Die Vorbereitung aufs Interview geschieht in mehreren Schritten. Dabei geht der Reporter immer vom Hörer aus:

  • Für welche Informationen interessiert sich nach meiner Einschätzung der Hörer?
  • Für welche sollte ich den Hörer durch meine Fragen interessieren, weil ich sie für ihn als wichtig ansehe?

Aber wer ist »der Hörer«? Niemand hat ihn je getroffen und dennoch muss jeder Radio-Journalist eine Vorstellung von ihm haben. Sie zu entwickeln, helfen viel persönlicher Kontakt zu Hörern (des Programms, für das man arbeitet) und die Ergebnisse der Hörer-Forschung. Da ist der »Durchschnittshörer« immerhin eine statistische Größe (vgl. Beitrag »Medienforschung für den Hörfunk«).

Was den Reporter selbst interessiert, was er selbst gern vom Interviewpartner erfahren würde, ist oft nicht die richtige Messlatte für Interviewfragen – jedenfalls nicht die alleinige. In der Regel weiß der Reporter mehr vom Thema. Dann setzt er vielleicht beim Hörer zu viel voraus oder stellt zu spezielle Fragen. Möglicherweise hat er selbst auch ganz andere Interessen als ein »Durchschnittshörer«, z. B. wenn er für ein Programm arbeitet, zu dessen Zielgruppe er selbst nicht gehört.

Mit einem Brainstorming beginnt die Vorbereitung auf das Interview. Dabei sucht der/die Reporter/in nicht nach Fragen (Wie haben Sie sich gefühlt?), sondern er denkt in Inhalten: „Gefühle“ will er erfragen, mit Nachfragen dann evtl. spezielle: Selbstvorwürfe, Verantwortungsgefühl, Bedauern, Mitleid, Schadenfreude? Was ihm spontan an Stichworten einfällt, schreibt er auf. Damit hat er zum möglichen Inhalt des Interviews eine erste Sammlung eigener Ideen. Wenn keine weitere Zeit zur Vorbereitung bleibt, muss dies ausnahmsweise reichen. Wirklich ausreichend ist es nur, wenn der Reporter sich im Thema besonders gut auskennt.

Tipp: Auf „Zufallsfunde“ beim Interviewen sollte man nicht hoffen: Fündig wird in der Regel nur, wer weiß, wo (bei welchen Themen/Sachverhalten) und was (an Wichtigem/Interessantem) er zu suchen hat.
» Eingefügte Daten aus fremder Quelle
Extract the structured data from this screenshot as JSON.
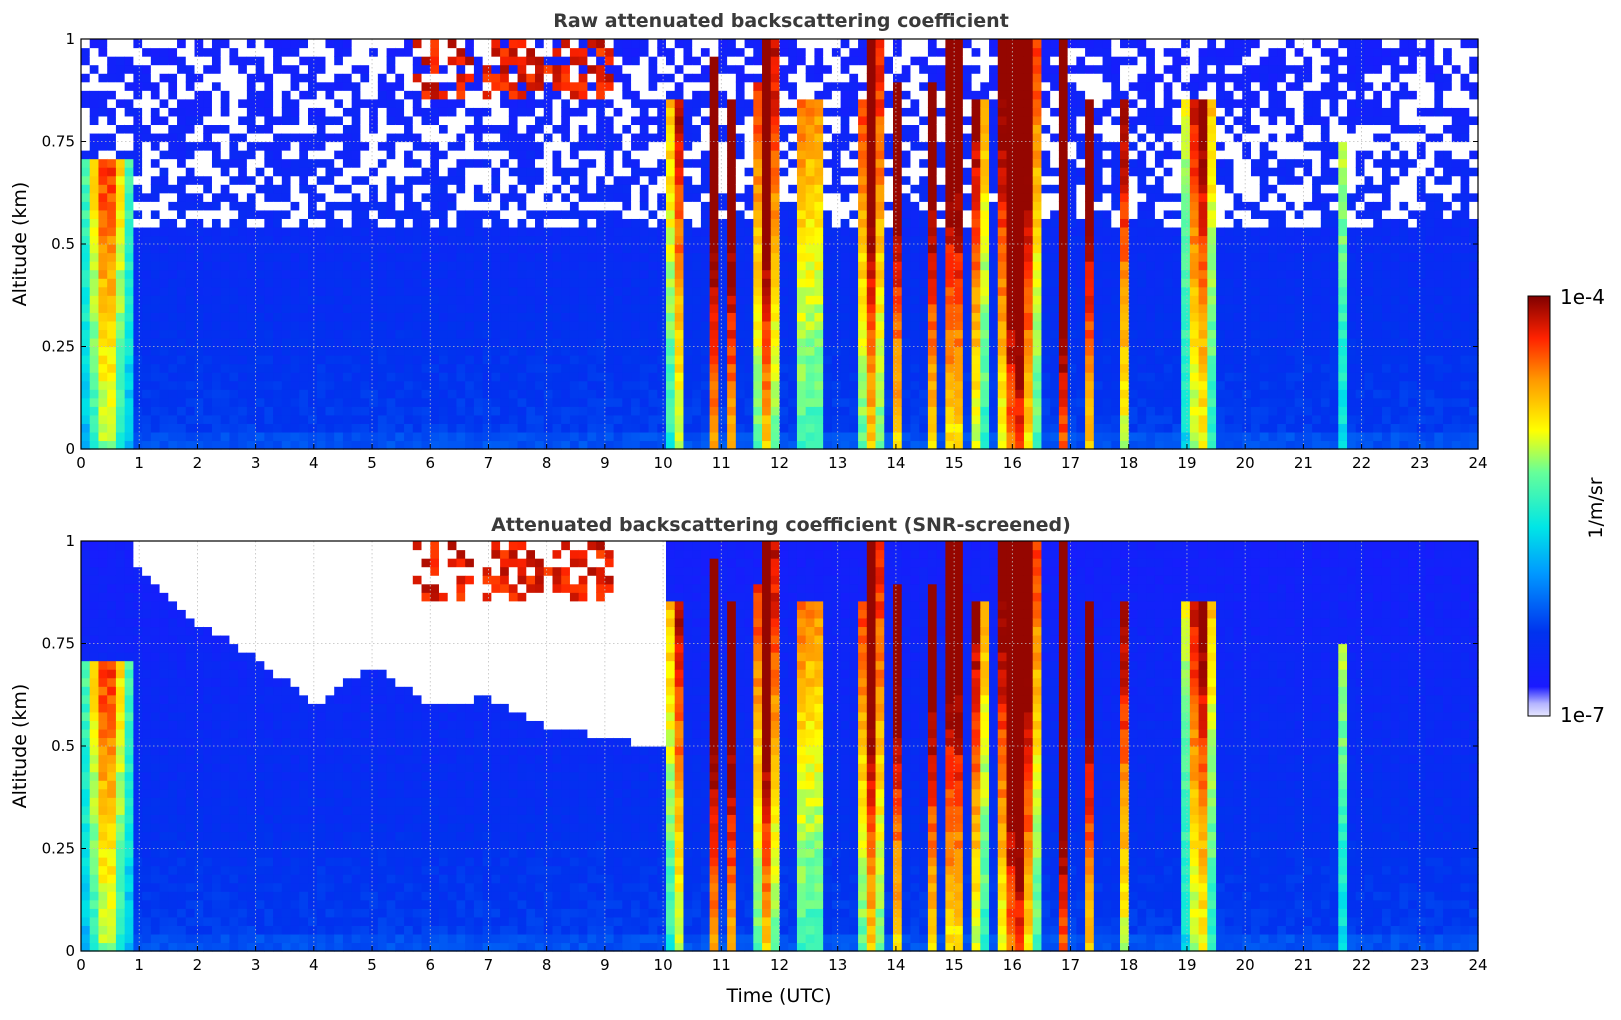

Die sorgfältige Recherche sollte der nächste Schritt der Vorbereitung sein, damit

  • der Reporter genau versteht, worum es bei seinem Thema geht,
  • er weiß, wo er wirklich Neues erfragen kann, wo er nachhaken muss und wo es sich nicht lohnt,
  • er auf zusätzliche Ideen kommt, die ihm selbst nicht eingefallen sind.
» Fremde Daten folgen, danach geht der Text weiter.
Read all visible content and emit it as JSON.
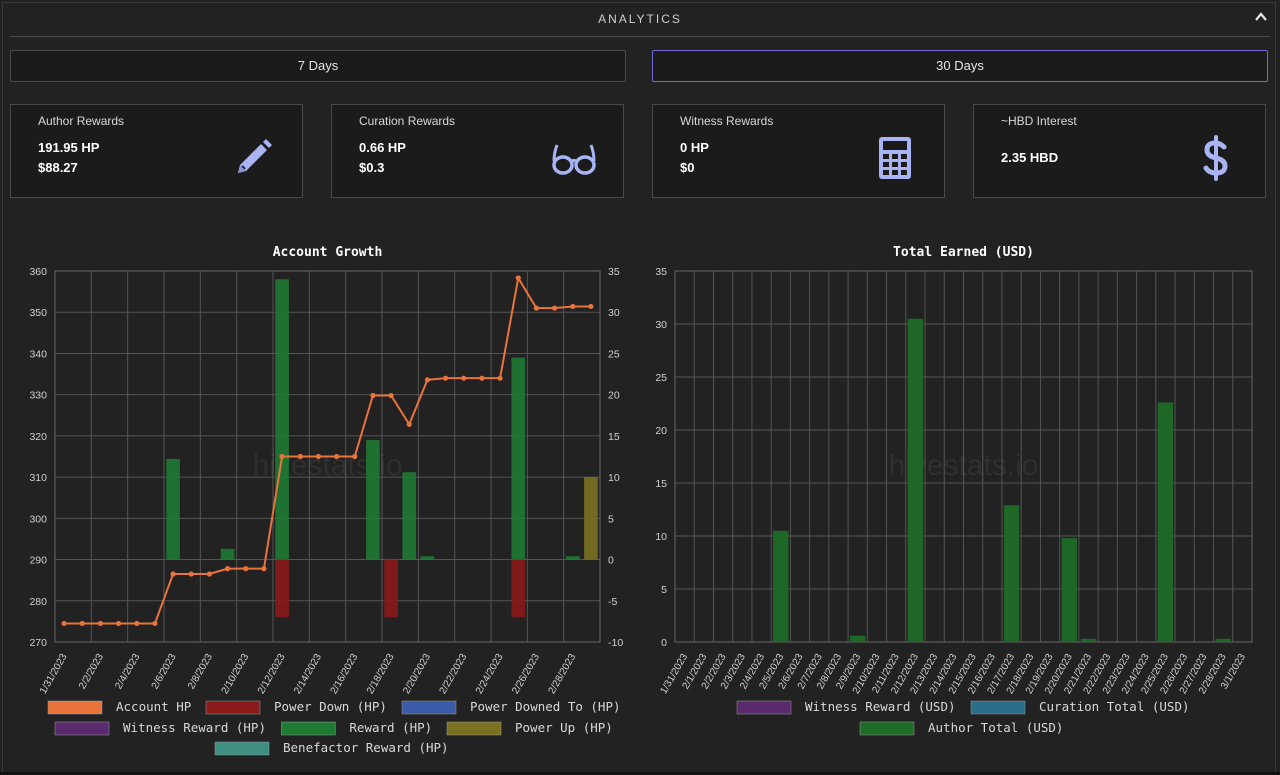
{
  "header": {
    "title": "ANALYTICS"
  },
  "periods": [
    {
      "label": "7 Days",
      "active": false
    },
    {
      "label": "30 Days",
      "active": true
    }
  ],
  "cards": [
    {
      "title": "Author Rewards",
      "line1": "191.95 HP",
      "line2": "$88.27",
      "icon": "pencil-icon"
    },
    {
      "title": "Curation Rewards",
      "line1": "0.66 HP",
      "line2": "$0.3",
      "icon": "glasses-icon"
    },
    {
      "title": "Witness Rewards",
      "line1": "0 HP",
      "line2": "$0",
      "icon": "calculator-icon"
    },
    {
      "title": "~HBD Interest",
      "line1": "2.35 HBD",
      "line2": "",
      "icon": "dollar-icon"
    }
  ],
  "colors": {
    "accent": "#a9b4f5",
    "active_border": "#6f6ad8"
  },
  "chart_data": [
    {
      "type": "bar",
      "title": "Account Growth",
      "watermark": "hivestats.io",
      "categories": [
        "1/31/2023",
        "2/1/2023",
        "2/2/2023",
        "2/3/2023",
        "2/4/2023",
        "2/5/2023",
        "2/6/2023",
        "2/7/2023",
        "2/8/2023",
        "2/9/2023",
        "2/10/2023",
        "2/11/2023",
        "2/12/2023",
        "2/13/2023",
        "2/14/2023",
        "2/15/2023",
        "2/16/2023",
        "2/17/2023",
        "2/18/2023",
        "2/19/2023",
        "2/20/2023",
        "2/21/2023",
        "2/22/2023",
        "2/23/2023",
        "2/24/2023",
        "2/25/2023",
        "2/26/2023",
        "2/27/2023",
        "2/28/2023",
        "3/1/2023"
      ],
      "tick_labels": [
        "1/31/2023",
        "2/2/2023",
        "2/4/2023",
        "2/6/2023",
        "2/8/2023",
        "2/10/2023",
        "2/12/2023",
        "2/14/2023",
        "2/16/2023",
        "2/18/2023",
        "2/20/2023",
        "2/22/2023",
        "2/24/2023",
        "2/26/2023",
        "2/28/2023"
      ],
      "ylim_left": [
        270,
        360
      ],
      "yticks_left": [
        270,
        280,
        290,
        300,
        310,
        320,
        330,
        340,
        350,
        360
      ],
      "ylim_right": [
        -10,
        35
      ],
      "yticks_right": [
        -10,
        -5,
        0,
        5,
        10,
        15,
        20,
        25,
        30,
        35
      ],
      "grid": true,
      "legend_position": "bottom",
      "series": [
        {
          "name": "Account HP",
          "kind": "line",
          "axis": "left",
          "color": "#e8743b",
          "values": [
            274.5,
            274.5,
            274.5,
            274.5,
            274.5,
            274.5,
            286.5,
            286.5,
            286.5,
            287.8,
            287.8,
            287.8,
            315,
            315,
            315,
            315,
            315,
            329.8,
            329.8,
            322.8,
            333.6,
            334,
            334,
            334,
            334,
            358.3,
            351,
            351,
            351.4,
            351.4
          ]
        },
        {
          "name": "Power Down (HP)",
          "kind": "bar",
          "axis": "right",
          "color": "#8b1a1a",
          "values": [
            0,
            0,
            0,
            0,
            0,
            0,
            0,
            0,
            0,
            0,
            0,
            0,
            -7,
            0,
            0,
            0,
            0,
            0,
            -7,
            0,
            0,
            0,
            0,
            0,
            0,
            -7,
            0,
            0,
            0,
            0
          ]
        },
        {
          "name": "Power Downed To (HP)",
          "kind": "bar",
          "axis": "right",
          "color": "#3b5ba8",
          "values": [
            0,
            0,
            0,
            0,
            0,
            0,
            0,
            0,
            0,
            0,
            0,
            0,
            0,
            0,
            0,
            0,
            0,
            0,
            0,
            0,
            0,
            0,
            0,
            0,
            0,
            0,
            0,
            0,
            0,
            0
          ]
        },
        {
          "name": "Witness Reward (HP)",
          "kind": "bar",
          "axis": "right",
          "color": "#5a2a6e",
          "values": [
            0,
            0,
            0,
            0,
            0,
            0,
            0,
            0,
            0,
            0,
            0,
            0,
            0,
            0,
            0,
            0,
            0,
            0,
            0,
            0,
            0,
            0,
            0,
            0,
            0,
            0,
            0,
            0,
            0,
            0
          ]
        },
        {
          "name": "Reward (HP)",
          "kind": "bar",
          "axis": "right",
          "color": "#1f7a33",
          "values": [
            0,
            0,
            0,
            0,
            0,
            0,
            12.2,
            0,
            0,
            1.3,
            0,
            0,
            34,
            0,
            0,
            0,
            0,
            14.5,
            0,
            10.6,
            0.4,
            0,
            0,
            0,
            0,
            24.5,
            0,
            0,
            0.4,
            0
          ]
        },
        {
          "name": "Power Up (HP)",
          "kind": "bar",
          "axis": "right",
          "color": "#7a7220",
          "values": [
            0,
            0,
            0,
            0,
            0,
            0,
            0,
            0,
            0,
            0,
            0,
            0,
            0,
            0,
            0,
            0,
            0,
            0,
            0,
            0,
            0,
            0,
            0,
            0,
            0,
            0,
            0,
            0,
            0,
            10
          ]
        },
        {
          "name": "Benefactor Reward (HP)",
          "kind": "bar",
          "axis": "right",
          "color": "#3f8f82",
          "values": [
            0,
            0,
            0,
            0,
            0,
            0,
            0,
            0,
            0,
            0,
            0,
            0,
            0,
            0,
            0,
            0,
            0,
            0,
            0,
            0,
            0,
            0,
            0,
            0,
            0,
            0,
            0,
            0,
            0,
            0
          ]
        }
      ]
    },
    {
      "type": "bar",
      "title": "Total Earned (USD)",
      "watermark": "hivestats.io",
      "categories": [
        "1/31/2023",
        "2/1/2023",
        "2/2/2023",
        "2/3/2023",
        "2/4/2023",
        "2/5/2023",
        "2/6/2023",
        "2/7/2023",
        "2/8/2023",
        "2/9/2023",
        "2/10/2023",
        "2/11/2023",
        "2/12/2023",
        "2/13/2023",
        "2/14/2023",
        "2/15/2023",
        "2/16/2023",
        "2/17/2023",
        "2/18/2023",
        "2/19/2023",
        "2/20/2023",
        "2/21/2023",
        "2/22/2023",
        "2/23/2023",
        "2/24/2023",
        "2/25/2023",
        "2/26/2023",
        "2/27/2023",
        "2/28/2023",
        "3/1/2023"
      ],
      "ylim": [
        0,
        35
      ],
      "yticks": [
        0,
        5,
        10,
        15,
        20,
        25,
        30,
        35
      ],
      "grid": true,
      "legend_position": "bottom",
      "series": [
        {
          "name": "Witness Reward (USD)",
          "color": "#5a2a6e",
          "values": [
            0,
            0,
            0,
            0,
            0,
            0,
            0,
            0,
            0,
            0,
            0,
            0,
            0,
            0,
            0,
            0,
            0,
            0,
            0,
            0,
            0,
            0,
            0,
            0,
            0,
            0,
            0,
            0,
            0,
            0
          ]
        },
        {
          "name": "Curation Total (USD)",
          "color": "#2a6f8a",
          "values": [
            0,
            0,
            0,
            0,
            0,
            0,
            0,
            0,
            0,
            0,
            0,
            0,
            0,
            0,
            0,
            0,
            0,
            0,
            0,
            0,
            0,
            0,
            0,
            0,
            0,
            0,
            0,
            0,
            0,
            0
          ]
        },
        {
          "name": "Author Total (USD)",
          "color": "#1f6b28",
          "values": [
            0,
            0,
            0,
            0,
            0,
            10.5,
            0,
            0,
            0,
            0.6,
            0,
            0,
            30.5,
            0,
            0,
            0,
            0,
            12.9,
            0,
            0,
            9.8,
            0.3,
            0,
            0,
            0,
            22.6,
            0,
            0,
            0.3,
            0
          ]
        }
      ]
    }
  ]
}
Agenturmeldungen, Internet, Archiv, Gespräche mit Kollegen und Recherche-Interviews (z. B. mit Fachleuten, Unterstützern, Gegnern, Weggefährten) helfen dem Reporter, sich so sachkundig wie möglich zu machen. Wer darauf verzichtet, läuft Gefahr, in seiner Interview-Führung an jemanden zu erinnern, der mit einer langen Stange im Heuhaufen herumstochert.
Das Ergebnis der Recherche sind zusätzliche Stichworte für Fragen und Notizen mit Fakten und Zahlen zum Thema.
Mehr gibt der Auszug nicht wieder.